Pittsburgh Left: Whether you’re pro-pink or anti-pink, cancer doesn’t discriminate | Opinion | Pittsburgh | Pittsburgh City Paper

Pittsburgh Left: Whether you’re pro-pink or anti-pink, cancer doesn’t discriminate

If you want to help, then make a donation to the charity of your choice

A few years ago, my wife and I decided to take up golf. We weren’t sure whether we’d like the game, so we started cheap. I bought a used set of clubs from a garage sale and then cobbled her together a set from garage sales and thrift stores. 

I was able to find just about everything she needed except a driver. So I went to a store and was scouring the scores of clubs on the racks when I saw a red price tag for $14 covering up a price that said $40, which covered another for $79.99. I was so excited by the bargain that I didn’t notice that the club was pink or that it had a pink ribbon on it. But while I quickly recognized that this item had been pinked-up for Breast Cancer Awareness Month, all I cared about was its price, and I bought it despite the fact that it was pink.

Pink products in America have become as commonplace as products made in Central America or China. It’s become both a symbol of life-or-death struggle and a symbol of the corporate exploitation of human emotion for profit.

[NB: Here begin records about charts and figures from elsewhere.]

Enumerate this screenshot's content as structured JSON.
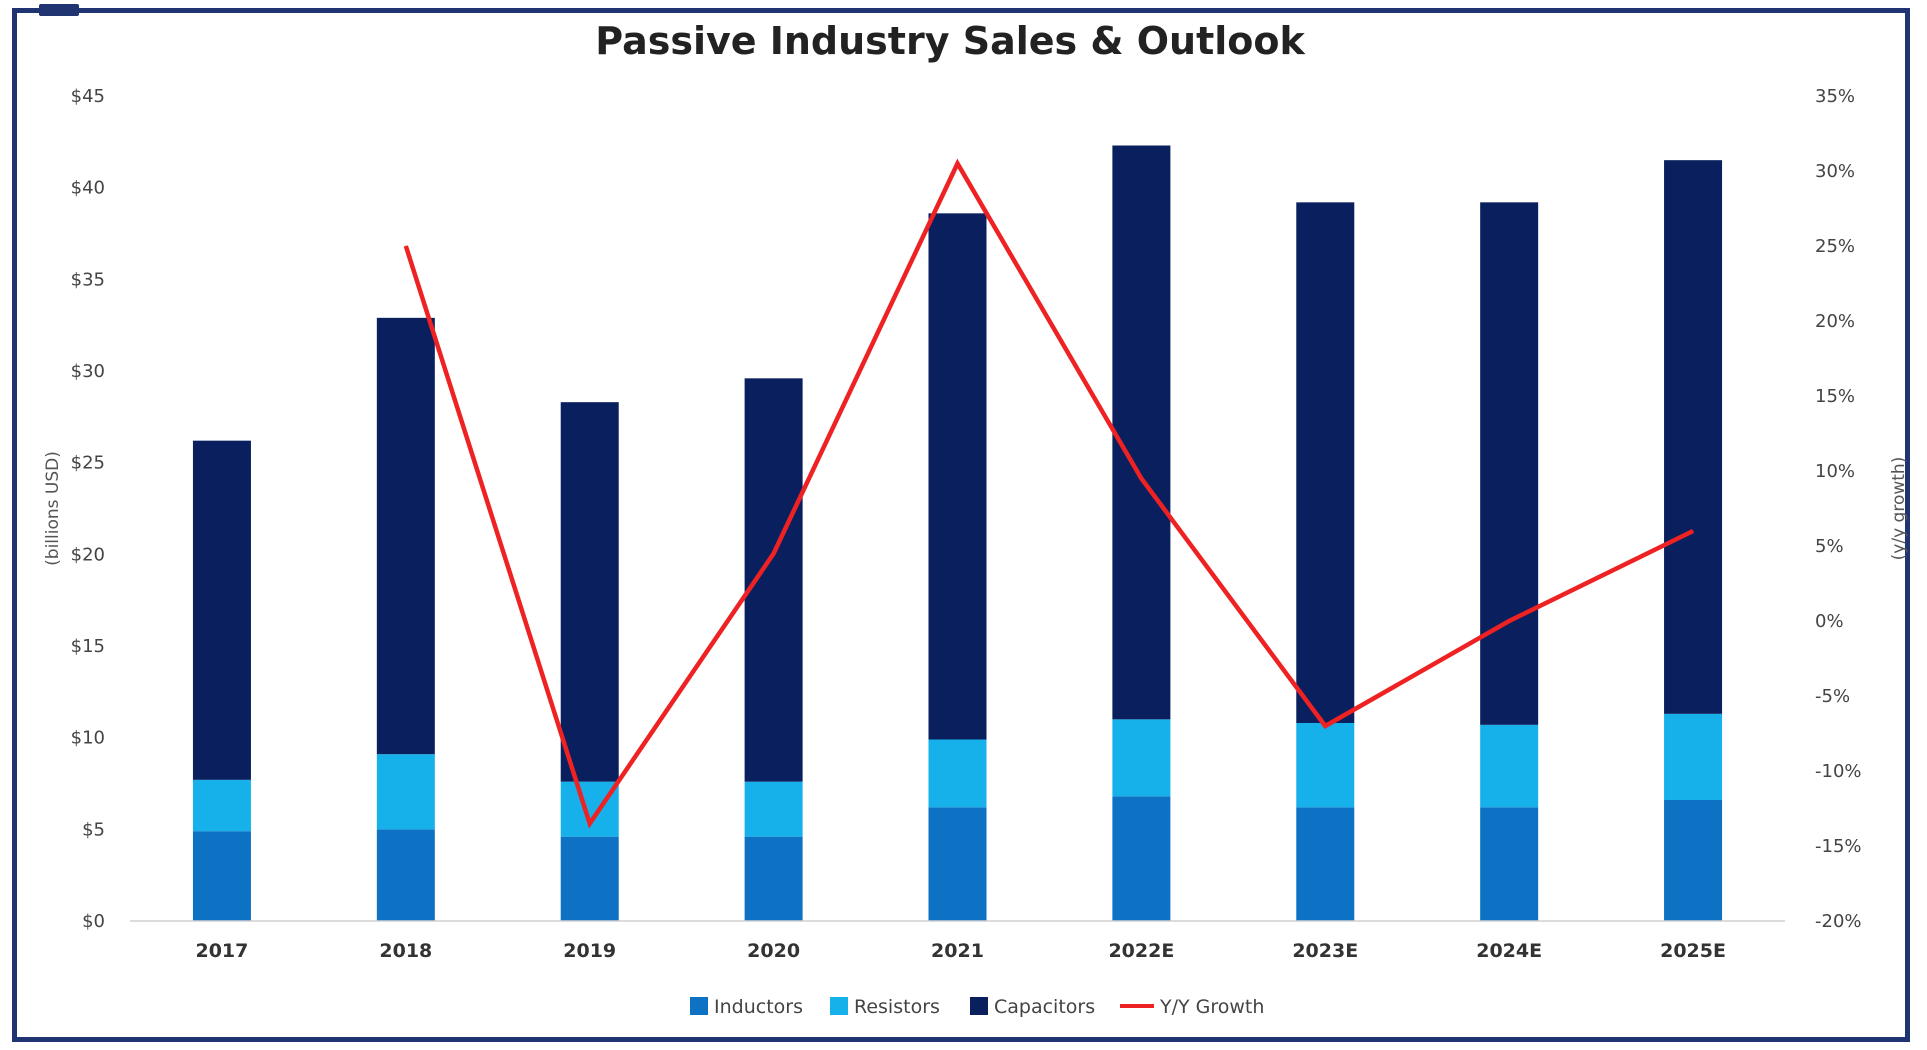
{
  "chart_data": {
    "type": "bar",
    "title": "Passive Industry Sales & Outlook",
    "categories": [
      "2017",
      "2018",
      "2019",
      "2020",
      "2021",
      "2022E",
      "2023E",
      "2024E",
      "2025E"
    ],
    "ylabel": "(billions USD)",
    "y2label": "(y/y growth)",
    "ylim": [
      0,
      45
    ],
    "y2lim": [
      -0.2,
      0.35
    ],
    "yticks": [
      "$0",
      "$5",
      "$10",
      "$15",
      "$20",
      "$25",
      "$30",
      "$35",
      "$40",
      "$45"
    ],
    "y2ticks": [
      "-20%",
      "-15%",
      "-10%",
      "-5%",
      "0%",
      "5%",
      "10%",
      "15%",
      "20%",
      "25%",
      "30%",
      "35%"
    ],
    "series": [
      {
        "name": "Inductors",
        "type": "bar",
        "stacked": true,
        "color": "#0d72c4",
        "values": [
          4.9,
          5.0,
          4.6,
          4.6,
          6.2,
          6.8,
          6.2,
          6.2,
          6.6
        ]
      },
      {
        "name": "Resistors",
        "type": "bar",
        "stacked": true,
        "color": "#16b0ea",
        "values": [
          2.8,
          4.1,
          3.0,
          3.0,
          3.7,
          4.2,
          4.6,
          4.5,
          4.7
        ]
      },
      {
        "name": "Capacitors",
        "type": "bar",
        "stacked": true,
        "color": "#0a1f5e",
        "values": [
          18.5,
          23.8,
          20.7,
          22.0,
          28.7,
          31.3,
          28.4,
          28.5,
          30.2
        ]
      },
      {
        "name": "Y/Y Growth",
        "type": "line",
        "axis": "right",
        "color": "#ee2222",
        "values": [
          null,
          0.25,
          -0.135,
          0.045,
          0.305,
          0.095,
          -0.07,
          0.0,
          0.06
        ]
      }
    ],
    "legend_position": "bottom",
    "grid": false
  }
}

Of course, a portion of the proceeds goes to cancer charities, but you’re never really quite sure which one, or how the money is spent. And a lot of us will buy these products because, after all, who’s against breast-cancer research and patient services?

But in recent years, “pinkwashing” — when a corporation that promotes a pink-ribbon product also produces, manufactures and/or sells products that are linked to the disease — has become a major concern of environmentalists and health activists. The biggest target of these claims has been the well-known Susan G. Komen Foundation. Komen came under fire for defunding Planned Parenthood under pressure from conservatives in Congress, and for engaging in pinkwashing. The most famous example was accepting $100,000 from a drilling company in exchange for the right to produce and use pink drillbits; there is an established link between some ingredients in fracking fluid and cancer.

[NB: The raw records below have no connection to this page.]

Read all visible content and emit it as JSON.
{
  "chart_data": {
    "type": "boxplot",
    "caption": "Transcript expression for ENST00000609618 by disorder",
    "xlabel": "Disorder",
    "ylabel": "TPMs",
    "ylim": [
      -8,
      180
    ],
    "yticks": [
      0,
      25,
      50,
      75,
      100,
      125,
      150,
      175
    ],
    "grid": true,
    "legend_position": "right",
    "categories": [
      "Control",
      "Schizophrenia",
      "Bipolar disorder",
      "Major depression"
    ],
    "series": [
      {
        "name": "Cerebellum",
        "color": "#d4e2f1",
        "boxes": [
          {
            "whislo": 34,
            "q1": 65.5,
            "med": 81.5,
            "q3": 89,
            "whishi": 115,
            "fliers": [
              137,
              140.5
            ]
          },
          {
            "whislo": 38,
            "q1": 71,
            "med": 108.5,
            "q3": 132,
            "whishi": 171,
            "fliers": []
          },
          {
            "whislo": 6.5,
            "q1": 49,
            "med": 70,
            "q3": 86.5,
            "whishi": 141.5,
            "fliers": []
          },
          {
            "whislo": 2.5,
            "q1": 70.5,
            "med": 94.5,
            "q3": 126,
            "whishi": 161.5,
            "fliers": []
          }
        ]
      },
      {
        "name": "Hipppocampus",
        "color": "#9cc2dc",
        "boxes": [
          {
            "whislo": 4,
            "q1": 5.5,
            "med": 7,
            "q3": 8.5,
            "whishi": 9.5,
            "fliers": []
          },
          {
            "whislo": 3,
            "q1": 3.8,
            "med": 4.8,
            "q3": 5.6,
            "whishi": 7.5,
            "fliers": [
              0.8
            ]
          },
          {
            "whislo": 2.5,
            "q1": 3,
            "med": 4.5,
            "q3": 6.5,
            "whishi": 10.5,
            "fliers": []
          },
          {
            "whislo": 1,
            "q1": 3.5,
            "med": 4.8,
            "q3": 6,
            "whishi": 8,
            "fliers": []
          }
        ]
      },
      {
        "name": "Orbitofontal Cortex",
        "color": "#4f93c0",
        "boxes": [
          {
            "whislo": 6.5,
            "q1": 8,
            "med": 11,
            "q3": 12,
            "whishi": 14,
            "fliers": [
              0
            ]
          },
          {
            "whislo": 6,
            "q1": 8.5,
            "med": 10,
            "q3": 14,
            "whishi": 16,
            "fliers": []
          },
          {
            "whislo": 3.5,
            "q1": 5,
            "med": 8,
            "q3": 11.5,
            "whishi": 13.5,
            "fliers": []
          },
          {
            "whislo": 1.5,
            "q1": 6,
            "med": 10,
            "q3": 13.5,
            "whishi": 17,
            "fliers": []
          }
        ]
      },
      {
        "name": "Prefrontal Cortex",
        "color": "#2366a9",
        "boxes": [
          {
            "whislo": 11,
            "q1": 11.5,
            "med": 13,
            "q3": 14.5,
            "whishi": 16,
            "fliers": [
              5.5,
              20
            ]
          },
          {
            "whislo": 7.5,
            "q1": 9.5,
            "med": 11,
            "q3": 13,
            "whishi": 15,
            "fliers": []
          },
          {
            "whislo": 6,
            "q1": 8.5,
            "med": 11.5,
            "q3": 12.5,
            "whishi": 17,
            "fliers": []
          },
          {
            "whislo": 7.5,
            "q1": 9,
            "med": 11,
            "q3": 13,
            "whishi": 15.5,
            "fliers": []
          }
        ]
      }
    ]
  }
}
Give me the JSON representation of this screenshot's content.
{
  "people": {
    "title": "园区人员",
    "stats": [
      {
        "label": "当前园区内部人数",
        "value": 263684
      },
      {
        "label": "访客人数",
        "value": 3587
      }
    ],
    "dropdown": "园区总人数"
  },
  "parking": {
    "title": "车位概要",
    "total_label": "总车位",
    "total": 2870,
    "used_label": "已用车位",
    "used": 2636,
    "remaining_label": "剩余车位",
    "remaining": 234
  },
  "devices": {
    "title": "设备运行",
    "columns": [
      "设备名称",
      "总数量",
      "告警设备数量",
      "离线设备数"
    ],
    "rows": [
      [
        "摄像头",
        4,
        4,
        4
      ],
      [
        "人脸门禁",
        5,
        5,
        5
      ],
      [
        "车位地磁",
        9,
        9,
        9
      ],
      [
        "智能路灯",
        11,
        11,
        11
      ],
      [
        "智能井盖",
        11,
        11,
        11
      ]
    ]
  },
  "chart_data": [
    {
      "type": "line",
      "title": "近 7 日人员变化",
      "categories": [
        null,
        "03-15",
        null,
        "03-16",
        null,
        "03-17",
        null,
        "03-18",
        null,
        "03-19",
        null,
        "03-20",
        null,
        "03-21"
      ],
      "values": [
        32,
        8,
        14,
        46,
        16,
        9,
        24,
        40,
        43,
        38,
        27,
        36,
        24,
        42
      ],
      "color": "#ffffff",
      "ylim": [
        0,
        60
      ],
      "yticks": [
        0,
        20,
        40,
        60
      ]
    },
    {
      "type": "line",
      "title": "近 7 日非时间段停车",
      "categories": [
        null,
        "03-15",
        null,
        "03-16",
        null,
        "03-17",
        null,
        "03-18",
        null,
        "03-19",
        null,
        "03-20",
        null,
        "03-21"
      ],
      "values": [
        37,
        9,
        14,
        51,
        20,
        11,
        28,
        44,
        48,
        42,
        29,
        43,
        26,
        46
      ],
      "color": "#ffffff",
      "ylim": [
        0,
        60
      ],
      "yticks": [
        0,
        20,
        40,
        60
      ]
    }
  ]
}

When these controversies were at their height, clear lines were drawn in the sand between pink organizations and non-pink ones. However, today, I don’t think pink is necessarily linked to the Komen Foundation. It has transcended the controversy by quite a bit and, as news editor Rebecca Addison’s excellent story on page 12 of this issue examines, even those who are fervently against pink products say that if they provide someone struggling with breast cancer some solace, how can you tell them that it’s wrong?

That brings me to the big pink elephant that you’re currently holding in your hands. For the first time, City Paper, in honor of Breast Cancer Awareness month, is being printed on pink paper. The practice is one that our new owners have done at their other papers in the past. I, and most of CP’s editorial staff, weren’t so sure about the idea. We’ve covered the controversies in the past several years, and we know that a lot of our readers are in the anti-pinkwashing camp. 

But while I can’t speak for the entire staff, I want to explain why I have reached a pretty good comfort level with this issue. First, a portion of this week’s advertising revenues will be donated to the DeAngelo Williams Foundation. You can read all about Williams’ foundation elsewhere in this issue, but the money the Steelers running back raises goes to mammograms for uninsured or under-insured women in memory of his mother, Sandra Hill. It was a foundation that I chose because Williams has an interesting story to tell, and I know how the money will be spent. Next is Addison’s critical examination of the “pink” issue, including comments from those who like it, those who don’t, and those who’ve survived the disease. 

And finally, we’re a free publication. We’re not asking our readers to pay for our Pink Issue, but to read it, and learn from the people we talk to about the disease. If you’re moved by their stories and if you want to help, then make a donation to the cancer charity of your choice that promotes prevention, early detection or research. Because whether you’re pro-pink or anti-pink, cancer doesn’t care; it doesn’t discriminate.